6. If a Standalone (i.e., algorithm only without human-in-the-loop performance) Was Done

Yes, a standalone performance study was done. The entire clinical study, as described, evaluates the performance of the Alere™ i Influenza A & B system as an automated algorithm providing qualitative results (positive/negative) for Influenza A and B. The results are "automatically reported" by the instrument and do not involve human interpretation of complex data output from the device to arrive at the final diagnostic decision.

7. The Type of Ground Truth Used (Expert Consensus, Pathology, Outcomes Data, etc.)

The primary ground truth used for the clinical study was viral culture. For discrepant results, an FDA-cleared Influenza RT-PCR assay was used as a confirmatory method.

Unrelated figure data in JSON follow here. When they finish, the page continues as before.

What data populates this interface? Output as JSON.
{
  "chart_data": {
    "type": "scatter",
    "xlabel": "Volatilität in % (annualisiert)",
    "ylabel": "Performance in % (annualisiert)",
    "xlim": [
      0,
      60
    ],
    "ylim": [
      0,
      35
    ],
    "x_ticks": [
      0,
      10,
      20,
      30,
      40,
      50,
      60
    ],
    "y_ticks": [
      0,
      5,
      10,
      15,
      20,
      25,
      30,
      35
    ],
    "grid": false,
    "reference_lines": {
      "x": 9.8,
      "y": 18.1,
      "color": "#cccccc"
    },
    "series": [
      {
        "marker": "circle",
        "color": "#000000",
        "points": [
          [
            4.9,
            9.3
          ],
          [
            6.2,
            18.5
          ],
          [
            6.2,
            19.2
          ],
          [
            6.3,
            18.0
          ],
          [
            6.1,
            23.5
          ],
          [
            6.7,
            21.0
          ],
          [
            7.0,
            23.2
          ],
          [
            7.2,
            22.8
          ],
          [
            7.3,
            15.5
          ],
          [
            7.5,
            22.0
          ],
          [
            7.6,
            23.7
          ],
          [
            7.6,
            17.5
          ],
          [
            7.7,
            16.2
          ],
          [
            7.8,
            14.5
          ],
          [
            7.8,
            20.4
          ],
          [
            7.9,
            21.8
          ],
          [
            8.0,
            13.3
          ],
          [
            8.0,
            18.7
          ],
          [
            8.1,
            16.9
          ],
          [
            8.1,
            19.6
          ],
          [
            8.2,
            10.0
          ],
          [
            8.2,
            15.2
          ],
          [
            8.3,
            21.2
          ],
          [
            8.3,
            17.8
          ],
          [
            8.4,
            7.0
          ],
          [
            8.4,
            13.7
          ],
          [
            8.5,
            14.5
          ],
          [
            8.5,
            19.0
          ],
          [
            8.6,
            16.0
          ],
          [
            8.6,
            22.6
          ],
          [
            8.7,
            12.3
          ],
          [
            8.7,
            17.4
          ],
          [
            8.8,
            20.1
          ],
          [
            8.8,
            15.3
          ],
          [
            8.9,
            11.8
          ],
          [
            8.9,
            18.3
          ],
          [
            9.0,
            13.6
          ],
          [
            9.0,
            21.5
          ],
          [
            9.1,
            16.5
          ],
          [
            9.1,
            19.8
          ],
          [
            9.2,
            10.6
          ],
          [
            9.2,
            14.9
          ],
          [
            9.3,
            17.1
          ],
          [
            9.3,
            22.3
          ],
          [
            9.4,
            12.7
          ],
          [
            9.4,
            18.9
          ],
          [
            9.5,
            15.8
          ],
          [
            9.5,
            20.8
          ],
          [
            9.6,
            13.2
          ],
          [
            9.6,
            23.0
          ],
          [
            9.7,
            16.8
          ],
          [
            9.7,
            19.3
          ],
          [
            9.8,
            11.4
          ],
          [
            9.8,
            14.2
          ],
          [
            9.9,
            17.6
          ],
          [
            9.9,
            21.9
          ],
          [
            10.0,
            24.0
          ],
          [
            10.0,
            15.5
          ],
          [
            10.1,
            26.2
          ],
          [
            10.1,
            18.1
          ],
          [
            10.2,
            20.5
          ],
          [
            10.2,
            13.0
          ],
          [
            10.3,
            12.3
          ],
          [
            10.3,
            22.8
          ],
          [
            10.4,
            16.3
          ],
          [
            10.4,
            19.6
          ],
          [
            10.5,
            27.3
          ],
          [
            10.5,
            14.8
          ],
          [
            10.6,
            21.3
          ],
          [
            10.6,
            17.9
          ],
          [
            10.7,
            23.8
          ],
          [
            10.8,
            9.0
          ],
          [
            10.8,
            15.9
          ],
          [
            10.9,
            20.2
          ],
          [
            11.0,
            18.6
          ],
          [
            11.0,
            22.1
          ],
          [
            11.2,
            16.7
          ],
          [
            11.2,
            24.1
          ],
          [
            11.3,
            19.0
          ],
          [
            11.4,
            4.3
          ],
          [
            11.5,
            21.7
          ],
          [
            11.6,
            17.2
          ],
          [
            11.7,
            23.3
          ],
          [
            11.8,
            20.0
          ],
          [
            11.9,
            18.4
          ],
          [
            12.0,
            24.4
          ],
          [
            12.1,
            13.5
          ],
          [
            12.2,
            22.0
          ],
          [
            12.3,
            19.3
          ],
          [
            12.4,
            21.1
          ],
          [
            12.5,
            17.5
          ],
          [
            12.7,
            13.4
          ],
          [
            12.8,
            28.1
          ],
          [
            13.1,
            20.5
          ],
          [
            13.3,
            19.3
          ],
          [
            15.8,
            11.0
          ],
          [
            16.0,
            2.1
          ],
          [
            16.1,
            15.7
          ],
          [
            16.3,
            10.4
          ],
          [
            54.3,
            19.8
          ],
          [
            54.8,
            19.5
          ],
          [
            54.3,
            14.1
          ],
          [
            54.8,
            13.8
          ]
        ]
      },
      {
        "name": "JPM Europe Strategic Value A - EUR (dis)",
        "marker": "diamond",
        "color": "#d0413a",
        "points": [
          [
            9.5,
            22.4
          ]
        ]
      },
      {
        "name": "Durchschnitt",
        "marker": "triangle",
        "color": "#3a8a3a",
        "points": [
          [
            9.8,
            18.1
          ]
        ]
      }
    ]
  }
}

8. The Sample Size for the Training Set

The provided text describes the clinical validation study (test set) for the device. It does not specify the sample size for a training set. This is common for diagnostic assays where the "training" (development and optimization) phase might use internally developed samples or smaller pilot studies, and the submission focuses on the independent clinical validation. Analytical studies (e.g., LoD, reactivity) used contrived specimens which are distinct from training clinical samples.

9. How the Ground Truth for the Training Set Was Established

Since a dedicated training set sample size is not specified, the method for establishing its ground truth is also not detailed in this document. However, based on typical diagnostic assay development, ground truth for any internal development/training samples would likely also rely on well-characterized viral strains, viral culture, or highly sensitive and specific molecular methods to confirm presence/absence and concentration of the target analytes. For analytical studies mentioned, ground truth was established by known concentrations of verified virus strains (TCID50/mL, EID50/mL, Genome Equivalents/mL).